Embryonic stem cell-derived neuronally committed precursor cells with reduced teratoma formation after transplantation into the lesioned adult mouse brain

¹ Zentrum für Molekulare Neurobiologie, Universität Hamburg, Falkenried 94, 20251 Hamburg, Germany; Department of Neurology, Heinrich-Heine-University, Moorenstrasse 5, 40225 Düsseldorf, Germany
² Zentrum für Molekulare Neurobiologie, Universität Hamburg, Falkenried 94, 20251 Hamburg, Germany
³ Institute of Neuropathology, University Hospital Hamburg-Eppendorf, Martinistrasse 52, 20246 Hamburg, Germany

^* To whom correspondence should be addressed.
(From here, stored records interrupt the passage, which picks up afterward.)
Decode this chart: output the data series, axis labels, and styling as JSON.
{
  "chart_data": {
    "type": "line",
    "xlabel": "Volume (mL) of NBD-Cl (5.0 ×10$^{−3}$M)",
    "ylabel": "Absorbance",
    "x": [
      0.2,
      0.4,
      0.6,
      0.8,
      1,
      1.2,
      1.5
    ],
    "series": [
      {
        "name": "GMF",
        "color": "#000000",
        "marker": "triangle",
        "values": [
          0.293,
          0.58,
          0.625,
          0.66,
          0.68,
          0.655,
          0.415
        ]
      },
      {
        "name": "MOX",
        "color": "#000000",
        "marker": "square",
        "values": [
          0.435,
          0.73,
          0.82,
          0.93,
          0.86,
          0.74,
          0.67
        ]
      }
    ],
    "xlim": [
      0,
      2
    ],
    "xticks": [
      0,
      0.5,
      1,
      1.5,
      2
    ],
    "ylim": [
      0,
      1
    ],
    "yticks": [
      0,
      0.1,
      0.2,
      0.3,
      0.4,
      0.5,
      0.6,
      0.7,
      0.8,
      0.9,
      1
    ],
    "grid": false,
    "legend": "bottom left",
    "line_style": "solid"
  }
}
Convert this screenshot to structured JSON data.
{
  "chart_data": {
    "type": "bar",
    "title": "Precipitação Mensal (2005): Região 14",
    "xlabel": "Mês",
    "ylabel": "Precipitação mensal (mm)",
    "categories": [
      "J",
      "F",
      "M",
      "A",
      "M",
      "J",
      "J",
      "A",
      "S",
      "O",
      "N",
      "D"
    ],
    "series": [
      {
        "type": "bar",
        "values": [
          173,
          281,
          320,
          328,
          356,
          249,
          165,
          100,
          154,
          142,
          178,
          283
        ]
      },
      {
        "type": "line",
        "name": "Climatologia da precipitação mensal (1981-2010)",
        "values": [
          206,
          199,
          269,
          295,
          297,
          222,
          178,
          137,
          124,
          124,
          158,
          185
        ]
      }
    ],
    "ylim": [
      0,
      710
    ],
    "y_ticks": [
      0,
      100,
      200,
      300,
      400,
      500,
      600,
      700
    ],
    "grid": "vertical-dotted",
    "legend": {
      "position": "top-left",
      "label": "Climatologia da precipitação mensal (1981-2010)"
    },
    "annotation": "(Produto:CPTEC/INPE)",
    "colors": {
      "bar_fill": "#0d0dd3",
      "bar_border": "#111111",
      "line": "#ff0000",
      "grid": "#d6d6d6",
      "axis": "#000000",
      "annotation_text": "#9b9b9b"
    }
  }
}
E-mail: marcel.dihne{at}uni-duesseldorf.de.

	Abstract

The therapeutic potential of embryonic stem (ES) cells in neurodegenerative disorders has been widely recognized and methods are being developed to optimize culture conditions for enriching the cells of interest and to improve graft stability and safety after transplantation. While teratoma formation rarely occurs in xenogeneic transplantation paradigms of ES cellderived neural progeny, more than 70% of mice that received murine ES cell-derived neural precursor cells develop teratomas, thus posing a major safety problem for allogeneic and syngeneic transplantation paradigms. Here we introduce a new differentiation protocol based on the generation of substrate-adherent embryonic stem cell-derived neural aggregates (SENAs) that consist predominantly of neuronally committed precursor cells. Purified SENAs that were differentiated into immature but post-mitotic neurons did not form tumors up to four months after syngeneic transplantation into the acutely degenerated striatum and showed robust survival.